Color temperature has been described most simply as a method of describing the color characteristics of light, usually either warm (yellowish) or cool (bluish), and measuring it in degrees
of Kelvin (°K).
That’s a little too simple to be of more than introductory value.
A more technical definition assigns a numerical value to the color emitted by a light source, measured in degrees of Kelvin. The Kelvin Color Temperature scale imagines a black body object— (such as a lamp filament) being heated. At some point the object will get hot enough to begin to glow. As it gets hotter its glowing color will shift, moving from deep reds, such as a low burning fire would give, to oranges & yellows, all the way up to white hot. Light sources that glow this way are called “incandescent radiators”, and the advantage to them is that they have a continuous spectrum. This means that they radiate light energy at all wavelengths of their spectrum, therefore rendering all the colors of a scene being lit by them, equally. Only light from sources functioning this way can meet the truest definition of color temperature.
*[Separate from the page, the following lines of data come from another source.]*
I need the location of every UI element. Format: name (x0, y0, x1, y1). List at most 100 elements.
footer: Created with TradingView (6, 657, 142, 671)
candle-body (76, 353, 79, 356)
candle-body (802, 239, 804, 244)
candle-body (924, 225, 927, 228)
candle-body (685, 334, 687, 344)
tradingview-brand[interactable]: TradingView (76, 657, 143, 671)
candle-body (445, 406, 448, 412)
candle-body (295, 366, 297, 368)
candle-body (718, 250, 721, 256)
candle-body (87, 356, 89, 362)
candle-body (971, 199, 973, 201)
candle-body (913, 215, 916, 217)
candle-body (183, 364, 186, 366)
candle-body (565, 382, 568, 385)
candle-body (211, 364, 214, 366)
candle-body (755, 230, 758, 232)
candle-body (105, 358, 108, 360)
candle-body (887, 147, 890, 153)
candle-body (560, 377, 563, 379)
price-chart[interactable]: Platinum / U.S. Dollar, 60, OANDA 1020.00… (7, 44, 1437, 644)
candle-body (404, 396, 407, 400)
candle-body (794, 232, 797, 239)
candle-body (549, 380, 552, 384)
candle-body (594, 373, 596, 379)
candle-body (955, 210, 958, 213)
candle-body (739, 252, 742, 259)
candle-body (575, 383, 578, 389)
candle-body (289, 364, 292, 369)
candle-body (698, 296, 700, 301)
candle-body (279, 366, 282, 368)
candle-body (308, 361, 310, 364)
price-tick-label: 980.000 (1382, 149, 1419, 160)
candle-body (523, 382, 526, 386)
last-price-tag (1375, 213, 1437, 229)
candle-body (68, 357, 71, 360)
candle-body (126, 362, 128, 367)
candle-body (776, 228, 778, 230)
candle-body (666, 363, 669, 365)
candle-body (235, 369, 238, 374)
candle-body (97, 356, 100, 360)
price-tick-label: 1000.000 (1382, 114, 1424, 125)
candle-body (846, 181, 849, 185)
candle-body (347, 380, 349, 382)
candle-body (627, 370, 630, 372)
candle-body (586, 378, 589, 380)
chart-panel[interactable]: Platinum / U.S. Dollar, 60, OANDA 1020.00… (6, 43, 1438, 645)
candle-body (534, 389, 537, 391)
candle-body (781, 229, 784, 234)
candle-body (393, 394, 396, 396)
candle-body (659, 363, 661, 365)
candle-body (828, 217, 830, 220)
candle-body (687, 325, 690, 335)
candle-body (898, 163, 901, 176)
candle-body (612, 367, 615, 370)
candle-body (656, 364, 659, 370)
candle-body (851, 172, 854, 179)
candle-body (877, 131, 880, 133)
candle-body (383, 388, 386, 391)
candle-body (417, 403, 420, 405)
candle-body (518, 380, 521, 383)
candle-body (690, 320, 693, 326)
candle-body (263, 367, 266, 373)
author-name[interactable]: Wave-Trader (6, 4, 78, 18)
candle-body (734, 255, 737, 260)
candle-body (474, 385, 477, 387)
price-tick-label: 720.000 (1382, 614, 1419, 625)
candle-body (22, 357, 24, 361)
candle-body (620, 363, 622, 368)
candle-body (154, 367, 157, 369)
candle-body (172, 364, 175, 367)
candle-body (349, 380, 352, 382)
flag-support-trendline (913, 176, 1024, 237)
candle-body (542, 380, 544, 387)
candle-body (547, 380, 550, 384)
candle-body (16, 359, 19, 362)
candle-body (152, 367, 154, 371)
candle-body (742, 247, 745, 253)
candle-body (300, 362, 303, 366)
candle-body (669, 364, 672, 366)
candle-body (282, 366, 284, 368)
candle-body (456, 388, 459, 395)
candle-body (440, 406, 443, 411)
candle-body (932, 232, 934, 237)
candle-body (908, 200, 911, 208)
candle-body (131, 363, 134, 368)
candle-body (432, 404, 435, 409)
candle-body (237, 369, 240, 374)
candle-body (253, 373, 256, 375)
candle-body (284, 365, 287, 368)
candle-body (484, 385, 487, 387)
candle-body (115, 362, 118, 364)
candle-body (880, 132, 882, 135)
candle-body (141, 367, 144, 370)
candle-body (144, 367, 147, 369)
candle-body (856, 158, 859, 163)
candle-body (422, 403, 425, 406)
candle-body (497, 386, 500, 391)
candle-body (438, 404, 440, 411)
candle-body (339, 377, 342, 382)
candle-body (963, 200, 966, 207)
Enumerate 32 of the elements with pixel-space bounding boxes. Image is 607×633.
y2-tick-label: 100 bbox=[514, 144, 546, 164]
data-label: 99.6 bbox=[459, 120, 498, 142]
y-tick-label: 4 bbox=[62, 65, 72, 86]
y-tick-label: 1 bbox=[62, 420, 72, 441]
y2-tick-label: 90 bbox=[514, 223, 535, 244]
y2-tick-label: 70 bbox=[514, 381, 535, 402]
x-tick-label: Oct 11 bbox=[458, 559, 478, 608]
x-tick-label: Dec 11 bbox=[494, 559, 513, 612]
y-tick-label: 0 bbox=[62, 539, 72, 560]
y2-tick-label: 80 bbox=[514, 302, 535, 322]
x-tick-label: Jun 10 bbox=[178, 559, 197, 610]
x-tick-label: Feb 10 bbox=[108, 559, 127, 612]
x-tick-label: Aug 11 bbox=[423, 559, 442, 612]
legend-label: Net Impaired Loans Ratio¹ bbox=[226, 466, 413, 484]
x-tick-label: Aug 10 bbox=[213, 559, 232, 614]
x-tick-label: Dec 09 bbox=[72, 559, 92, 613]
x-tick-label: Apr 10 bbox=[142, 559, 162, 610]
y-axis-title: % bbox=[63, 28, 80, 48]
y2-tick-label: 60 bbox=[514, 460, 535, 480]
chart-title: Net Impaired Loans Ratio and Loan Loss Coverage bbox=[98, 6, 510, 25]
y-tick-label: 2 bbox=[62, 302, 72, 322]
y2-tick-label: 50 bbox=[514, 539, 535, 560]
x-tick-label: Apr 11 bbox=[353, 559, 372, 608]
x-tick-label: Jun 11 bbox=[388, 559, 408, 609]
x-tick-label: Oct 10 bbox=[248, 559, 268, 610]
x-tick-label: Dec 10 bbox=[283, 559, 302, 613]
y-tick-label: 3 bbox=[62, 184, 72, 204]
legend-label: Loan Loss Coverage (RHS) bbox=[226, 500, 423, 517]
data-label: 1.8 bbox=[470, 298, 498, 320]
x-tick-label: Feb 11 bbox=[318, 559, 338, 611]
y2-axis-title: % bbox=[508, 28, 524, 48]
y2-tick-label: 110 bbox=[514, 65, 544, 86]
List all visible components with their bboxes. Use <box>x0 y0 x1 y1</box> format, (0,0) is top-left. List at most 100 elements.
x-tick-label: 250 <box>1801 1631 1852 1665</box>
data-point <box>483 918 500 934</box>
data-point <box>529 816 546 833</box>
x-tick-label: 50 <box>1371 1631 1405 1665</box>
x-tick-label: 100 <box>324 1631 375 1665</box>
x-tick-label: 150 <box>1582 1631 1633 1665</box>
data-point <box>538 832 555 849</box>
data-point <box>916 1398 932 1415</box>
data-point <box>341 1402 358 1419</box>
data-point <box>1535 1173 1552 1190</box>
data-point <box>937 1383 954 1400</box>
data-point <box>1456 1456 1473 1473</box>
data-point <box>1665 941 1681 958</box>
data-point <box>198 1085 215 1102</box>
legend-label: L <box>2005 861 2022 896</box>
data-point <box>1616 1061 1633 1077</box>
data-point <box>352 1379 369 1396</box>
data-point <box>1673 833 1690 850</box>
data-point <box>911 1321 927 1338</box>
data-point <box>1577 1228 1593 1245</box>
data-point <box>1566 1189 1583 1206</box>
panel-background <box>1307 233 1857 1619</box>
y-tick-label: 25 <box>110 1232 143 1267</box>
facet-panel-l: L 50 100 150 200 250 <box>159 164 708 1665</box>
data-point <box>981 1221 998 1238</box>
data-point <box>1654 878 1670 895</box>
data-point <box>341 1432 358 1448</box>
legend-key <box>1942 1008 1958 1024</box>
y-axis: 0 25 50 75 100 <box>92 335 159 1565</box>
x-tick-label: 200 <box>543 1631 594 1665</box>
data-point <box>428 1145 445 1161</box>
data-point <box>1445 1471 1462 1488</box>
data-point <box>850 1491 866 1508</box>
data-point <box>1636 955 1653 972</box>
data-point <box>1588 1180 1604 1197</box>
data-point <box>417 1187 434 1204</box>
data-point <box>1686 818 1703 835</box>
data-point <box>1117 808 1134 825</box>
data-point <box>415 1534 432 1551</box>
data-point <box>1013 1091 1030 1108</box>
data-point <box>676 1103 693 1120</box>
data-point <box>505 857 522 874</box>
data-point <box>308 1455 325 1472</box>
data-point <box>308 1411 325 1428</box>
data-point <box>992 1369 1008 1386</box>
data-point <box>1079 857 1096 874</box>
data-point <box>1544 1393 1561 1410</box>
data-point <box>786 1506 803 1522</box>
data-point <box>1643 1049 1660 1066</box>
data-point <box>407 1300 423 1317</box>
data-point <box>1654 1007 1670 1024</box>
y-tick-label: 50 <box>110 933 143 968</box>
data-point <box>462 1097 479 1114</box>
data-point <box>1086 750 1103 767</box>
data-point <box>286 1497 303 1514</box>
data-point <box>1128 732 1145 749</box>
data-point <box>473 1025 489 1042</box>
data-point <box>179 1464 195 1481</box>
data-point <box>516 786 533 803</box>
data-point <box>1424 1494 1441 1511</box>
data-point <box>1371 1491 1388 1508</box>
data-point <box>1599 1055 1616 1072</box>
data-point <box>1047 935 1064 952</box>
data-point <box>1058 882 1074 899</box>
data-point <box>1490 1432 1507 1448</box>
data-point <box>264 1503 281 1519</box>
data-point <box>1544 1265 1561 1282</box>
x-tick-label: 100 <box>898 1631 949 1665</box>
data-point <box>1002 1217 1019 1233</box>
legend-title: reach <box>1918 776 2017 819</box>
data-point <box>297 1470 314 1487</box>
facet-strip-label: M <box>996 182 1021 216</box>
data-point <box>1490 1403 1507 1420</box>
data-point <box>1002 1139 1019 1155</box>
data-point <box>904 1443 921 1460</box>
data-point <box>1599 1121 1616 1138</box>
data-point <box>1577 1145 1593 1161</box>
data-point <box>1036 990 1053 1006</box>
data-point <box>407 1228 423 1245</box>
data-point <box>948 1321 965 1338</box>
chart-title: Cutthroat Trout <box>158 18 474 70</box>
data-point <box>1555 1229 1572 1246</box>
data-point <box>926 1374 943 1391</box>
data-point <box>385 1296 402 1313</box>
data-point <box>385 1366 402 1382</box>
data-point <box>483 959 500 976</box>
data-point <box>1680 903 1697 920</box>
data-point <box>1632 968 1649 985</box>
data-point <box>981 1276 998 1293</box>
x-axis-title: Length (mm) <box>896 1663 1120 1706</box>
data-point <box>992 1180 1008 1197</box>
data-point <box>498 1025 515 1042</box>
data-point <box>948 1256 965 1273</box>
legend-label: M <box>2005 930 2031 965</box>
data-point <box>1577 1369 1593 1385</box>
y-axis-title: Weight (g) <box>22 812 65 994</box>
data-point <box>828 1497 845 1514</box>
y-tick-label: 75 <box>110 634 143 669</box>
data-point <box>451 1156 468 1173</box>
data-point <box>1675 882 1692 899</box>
Note – the light spectrum is wider than our ability to see it. Light values falling beneath the visible part of the spectrum are referred to as infrared, and above the spectrum as ultraviolet. Each can adversely affect an image, and you may need to add some filtration to remove them.
Light sources that are not incandescent radiators have what is referred to as a “Correlated Color Temperature” (CCT). It’s connotations to any part of the color temperature chart are strictly visually based. Lights with a correlated color temperature do not have an equal radiation at all wavelengths in their spectrum. As a result, they can have disproportionate levels (both high & low) when rendering certain colors. These light sources are measured in their ability to accurately render all colors of their spectrum, in a scale is called the Color Rendering Index (CRI)
Each LED diode manufactured will have a fluctuation in colour temperature, the quality of the LED determines the amount of fluctuation. A typical diode in 3000k will have a tolerance of 2800k-3200k. This cannot be detected with the human eye
Color Rendering Index (CRI) Defined
A simple definition of Color Rendering Index (CRI) would measure the ability of a light source to accurately render all frequencies of its color spectrum when compared to a perfect reference light of a similar type (color temperature). It is rated on a scale from 1-100. The lower the CRI rating, the less accurately colors will be reproduced. Light sources that are incandescent radiators have a CRI of 100 since all colors in their spectrum are rendered equally. As stated earlier, light sources that are not incandescent radiators will have Correlated Color Temperatures.
Examples of light sources with Correlated Color Temperatures, having CRI levels that are less than 100 would include: HMIs, and also most photo quality fluorescent lamps, as well as LEDs. With lower CRI ratings these sources may also have too much green or magenta in their spectrums. An acceptable Color Rendering Index level for professional imaging is considered to be 90 or above.